In stallen van varkensbedrijven waar varkens worden gevoerd met Corn Cob Mix (CCM) zijn lagere NH3-waardes gemeten in vergelijking met bedrijven die geen zuurproducten voerden. Dat is de uitkomst van het project ‘Verduurzamen varkenshouderij door samen leren over stalklimaat’.
Het project heeft een jaar lang het stalklimaat gemeten bij verschillende varkenshouders in Gelderland.
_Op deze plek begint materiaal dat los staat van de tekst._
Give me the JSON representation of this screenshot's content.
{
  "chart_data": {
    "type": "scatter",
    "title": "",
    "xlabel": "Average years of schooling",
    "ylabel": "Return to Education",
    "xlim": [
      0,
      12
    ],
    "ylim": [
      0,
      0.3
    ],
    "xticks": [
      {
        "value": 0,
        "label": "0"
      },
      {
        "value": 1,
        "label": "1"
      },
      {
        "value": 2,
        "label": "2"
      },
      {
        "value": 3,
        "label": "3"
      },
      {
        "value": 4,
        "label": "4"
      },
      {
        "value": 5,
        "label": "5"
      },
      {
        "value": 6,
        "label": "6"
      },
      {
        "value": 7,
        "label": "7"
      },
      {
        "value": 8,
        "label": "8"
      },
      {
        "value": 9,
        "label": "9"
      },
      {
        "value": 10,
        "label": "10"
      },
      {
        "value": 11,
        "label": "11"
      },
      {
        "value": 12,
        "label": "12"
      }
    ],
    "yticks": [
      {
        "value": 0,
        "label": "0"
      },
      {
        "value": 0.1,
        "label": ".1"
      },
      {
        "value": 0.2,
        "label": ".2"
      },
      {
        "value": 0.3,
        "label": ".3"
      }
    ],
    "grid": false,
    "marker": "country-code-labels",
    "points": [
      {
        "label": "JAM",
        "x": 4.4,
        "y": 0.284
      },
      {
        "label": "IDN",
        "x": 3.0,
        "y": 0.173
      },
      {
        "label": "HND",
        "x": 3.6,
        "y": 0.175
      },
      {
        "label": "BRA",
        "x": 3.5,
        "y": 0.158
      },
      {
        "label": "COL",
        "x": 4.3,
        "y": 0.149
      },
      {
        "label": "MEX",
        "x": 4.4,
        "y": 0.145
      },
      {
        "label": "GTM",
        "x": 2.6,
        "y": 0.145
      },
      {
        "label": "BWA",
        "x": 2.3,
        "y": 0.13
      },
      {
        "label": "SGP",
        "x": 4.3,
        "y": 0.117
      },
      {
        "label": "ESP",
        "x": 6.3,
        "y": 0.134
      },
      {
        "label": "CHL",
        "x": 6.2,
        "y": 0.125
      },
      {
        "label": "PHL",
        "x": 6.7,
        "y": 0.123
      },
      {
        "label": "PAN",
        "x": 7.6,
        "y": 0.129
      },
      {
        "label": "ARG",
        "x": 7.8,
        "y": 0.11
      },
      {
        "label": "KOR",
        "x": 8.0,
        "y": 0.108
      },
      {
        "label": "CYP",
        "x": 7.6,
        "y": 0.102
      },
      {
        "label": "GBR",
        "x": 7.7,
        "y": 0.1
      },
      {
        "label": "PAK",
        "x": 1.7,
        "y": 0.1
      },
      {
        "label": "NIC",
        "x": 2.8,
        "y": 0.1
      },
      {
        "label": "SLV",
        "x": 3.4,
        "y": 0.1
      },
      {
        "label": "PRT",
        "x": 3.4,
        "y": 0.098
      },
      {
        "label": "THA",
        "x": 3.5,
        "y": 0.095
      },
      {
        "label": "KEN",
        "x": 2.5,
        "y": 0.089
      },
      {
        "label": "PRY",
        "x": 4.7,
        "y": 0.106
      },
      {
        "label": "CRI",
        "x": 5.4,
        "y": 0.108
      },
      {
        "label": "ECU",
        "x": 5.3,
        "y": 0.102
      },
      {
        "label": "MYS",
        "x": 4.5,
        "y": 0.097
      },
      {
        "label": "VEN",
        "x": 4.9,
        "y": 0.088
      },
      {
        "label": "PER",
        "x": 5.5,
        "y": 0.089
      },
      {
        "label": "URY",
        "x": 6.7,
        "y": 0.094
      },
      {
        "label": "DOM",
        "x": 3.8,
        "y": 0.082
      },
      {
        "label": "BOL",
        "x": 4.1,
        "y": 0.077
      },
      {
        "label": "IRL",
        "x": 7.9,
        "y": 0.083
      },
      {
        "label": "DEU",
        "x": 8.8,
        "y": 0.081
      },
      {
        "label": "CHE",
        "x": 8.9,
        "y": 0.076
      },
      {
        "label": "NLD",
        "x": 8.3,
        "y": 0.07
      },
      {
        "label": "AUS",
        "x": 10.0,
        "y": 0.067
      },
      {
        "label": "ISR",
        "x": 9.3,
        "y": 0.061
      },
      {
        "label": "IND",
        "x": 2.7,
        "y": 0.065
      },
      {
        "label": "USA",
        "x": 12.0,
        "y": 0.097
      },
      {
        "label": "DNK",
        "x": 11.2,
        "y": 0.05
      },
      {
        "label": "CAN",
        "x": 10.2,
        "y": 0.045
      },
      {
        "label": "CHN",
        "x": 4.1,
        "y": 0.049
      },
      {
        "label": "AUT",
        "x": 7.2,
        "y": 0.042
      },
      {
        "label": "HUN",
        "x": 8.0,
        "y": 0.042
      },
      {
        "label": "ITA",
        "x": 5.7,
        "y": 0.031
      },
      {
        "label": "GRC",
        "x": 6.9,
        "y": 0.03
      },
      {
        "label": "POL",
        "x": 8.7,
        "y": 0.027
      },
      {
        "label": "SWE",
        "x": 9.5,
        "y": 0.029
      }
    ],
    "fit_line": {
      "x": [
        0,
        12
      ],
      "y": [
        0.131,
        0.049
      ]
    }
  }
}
Met behulp van de verzamelde data zijn analyses uitgevoerd en omgezet naar verbeterpotentieel per varkenshouder met het oog op diergezondheid, dierwelzijn en resultaten.
Uitvoering van het project
Begin 2022 zijn bij 10 varkenshouders, aangesloten bij StarFarmers, extra Slimme Stal klimaatsensoren geïnstalleerd om waardevolle data te verzamelen over de temperatuur, luchtvochtigheid en de concentraties ammoniak (NH3) en CO2 in de stal. Op de bedrijven is met 2 Slimme Stal klimaatsensoren gemeten.
De deelnemers betreffen één vermeerderingsbedrijf (daar hangen de sensoren bij de gespeende biggen), 6 vleesvarkensbedrijven en 3 gesloten bedrijven. De verzamelde gegevens zijn gekoppeld aan slachtresultaten en technisch-economische cijfers, zodat invloed van het stalklimaat op de resultaten van de varkens in beeld kon worden gebracht.
Invloed van CCM
De resultaten van de verzamelde data zijn geanalyseerd door Kristel Mulder, werkzaam bij Connecting Agri & Food.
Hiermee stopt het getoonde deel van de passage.